As Wednesday night became Thursday morning and news of Keane's non-appointment dominated the agenda, the players were still without a coach who could re-organise them, motivate and get a defensive shape prepared for Saturday's match at AFC Wimbledon.

Finally he arrived – Alex Neil. But momentum, a quality Keane and Miller brought in 2007, has been lost.

Neil starts with a talented squad in League One terms but it will not be easy being not-Roy-Keane. If Sunderland win at Wimbledon all concerned will be able to look forward and the club can try to re-gather itself - easier said than done given a few of the characters about.

If they lose, however, then the past will hang around. It’s not all bad - there’s Liam Miller in it and there are lessons to be recalled.
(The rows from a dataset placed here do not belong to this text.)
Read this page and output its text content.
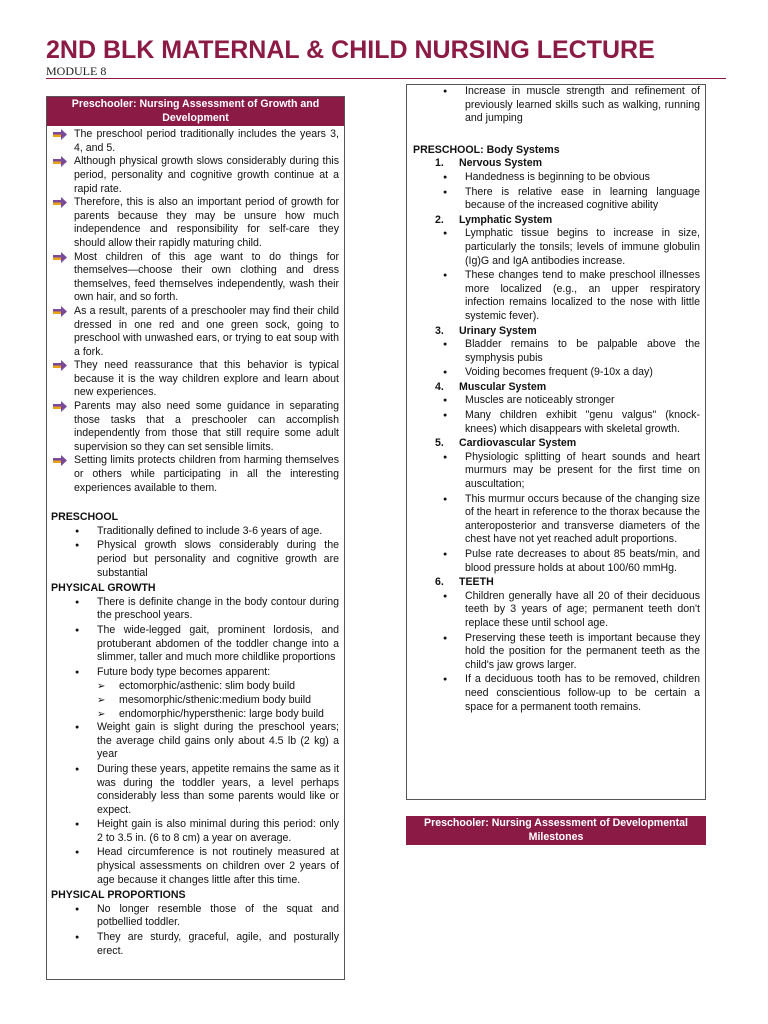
2ND BLK MATERNAL & CHILD NURSING LECTURE
MODULE 8
Preschooler: Nursing Assessment of Growth and Development
The preschool period traditionally includes the years 3, 4, and 5.
Although physical growth slows considerably during this period, personality and cognitive growth continue at a rapid rate.
Therefore, this is also an important period of growth for parents because they may be unsure how much independence and responsibility for self-care they should allow their rapidly maturing child.
Most children of this age want to do things for themselves—choose their own clothing and dress themselves, feed themselves independently, wash their own hair, and so forth.
As a result, parents of a preschooler may find their child dressed in one red and one green sock, going to preschool with unwashed ears, or trying to eat soup with a fork.
They need reassurance that this behavior is typical because it is the way children explore and learn about new experiences.
Parents may also need some guidance in separating those tasks that a preschooler can accomplish independently from those that still require some adult supervision so they can set sensible limits.
Setting limits protects children from harming themselves or others while participating in all the interesting experiences available to them.
PRESCHOOL
● Traditionally defined to include 3-6 years of age.
● Physical growth slows considerably during the period but personality and cognitive growth are substantial
PHYSICAL GROWTH
● There is definite change in the body contour during the preschool years.
● The wide-legged gait, prominent lordosis, and protuberant abdomen of the toddler change into a slimmer, taller and much more childlike proportions
● Future body type becomes apparent:
➢ ectomorphic/asthenic: slim body build
➢ mesomorphic/sthenic:medium body build
➢ endomorphic/hypersthenic: large body build
● Weight gain is slight during the preschool years; the average child gains only about 4.5 lb (2 kg) a year
● During these years, appetite remains the same as it was during the toddler years, a level perhaps considerably less than some parents would like or expect.
● Height gain is also minimal during this period: only 2 to 3.5 in. (6 to 8 cm) a year on average.
● Head circumference is not routinely measured at physical assessments on children over 2 years of age because it changes little after this time.
PHYSICAL PROPORTIONS
● No longer resemble those of the squat and potbellied toddler.
● They are sturdy, graceful, agile, and posturally erect.
● Increase in muscle strength and refinement of previously learned skills such as walking, running and jumping
PRESCHOOL: Body Systems
1. Nervous System
● Handedness is beginning to be obvious
● There is relative ease in learning language because of the increased cognitive ability
2. Lymphatic System
● Lymphatic tissue begins to increase in size, particularly the tonsils; levels of immune globulin (Ig)G and IgA antibodies increase.
● These changes tend to make preschool illnesses more localized (e.g., an upper respiratory infection remains localized to the nose with little systemic fever).
3. Urinary System
● Bladder remains to be palpable above the symphysis pubis
● Voiding becomes frequent (9-10x a day)
4. Muscular System
● Muscles are noticeably stronger
● Many children exhibit "genu valgus" (knock-knees) which disappears with skeletal growth.
5. Cardiovascular System
● Physiologic splitting of heart sounds and heart murmurs may be present for the first time on auscultation;
● This murmur occurs because of the changing size of the heart in reference to the thorax because the anteroposterior and transverse diameters of the chest have not yet reached adult proportions.
● Pulse rate decreases to about 85 beats/min, and blood pressure holds at about 100/60 mmHg.
6. TEETH
● Children generally have all 20 of their deciduous teeth by 3 years of age; permanent teeth don't replace these until school age.
● Preserving these teeth is important because they hold the position for the permanent teeth as the child's jaw grows larger.
● If a deciduous tooth has to be removed, children need conscientious follow-up to be certain a space for a permanent tooth remains.
Preschooler: Nursing Assessment of Developmental Milestones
But the past is not today and it is not the future.


The 2022 League of Ireland season starts next Friday and it is possible to feel a different kind of buzz, even from across the Irish Sea.

Part of that is down to the presence of Damien Duff in the League, part of it down to rising standards of the 'product' - hence clubs in Serie A and elsewhere are paying attention - and part of it is due to the simple post-Covid desire to be out in company.

In England they are seeing this, notably at non-League level, where some attendances have been five-figure. Just when it seems football can get no bigger, there is a surge.

If that is repeated in the League of Ireland, then it will bring in cash, profile and enhanced status, all of which will stimulate what is so badly needed: physical infrastructure. From there you get an industry able to stand alone and the beginning of a virtuous circle.

Shamrock Rovers manager Stephen Bradley said this week how great it would be if every club can have "a real training facility and stadium they are proud of," in the next decade. That's an aspiration; one hopes it can be realised.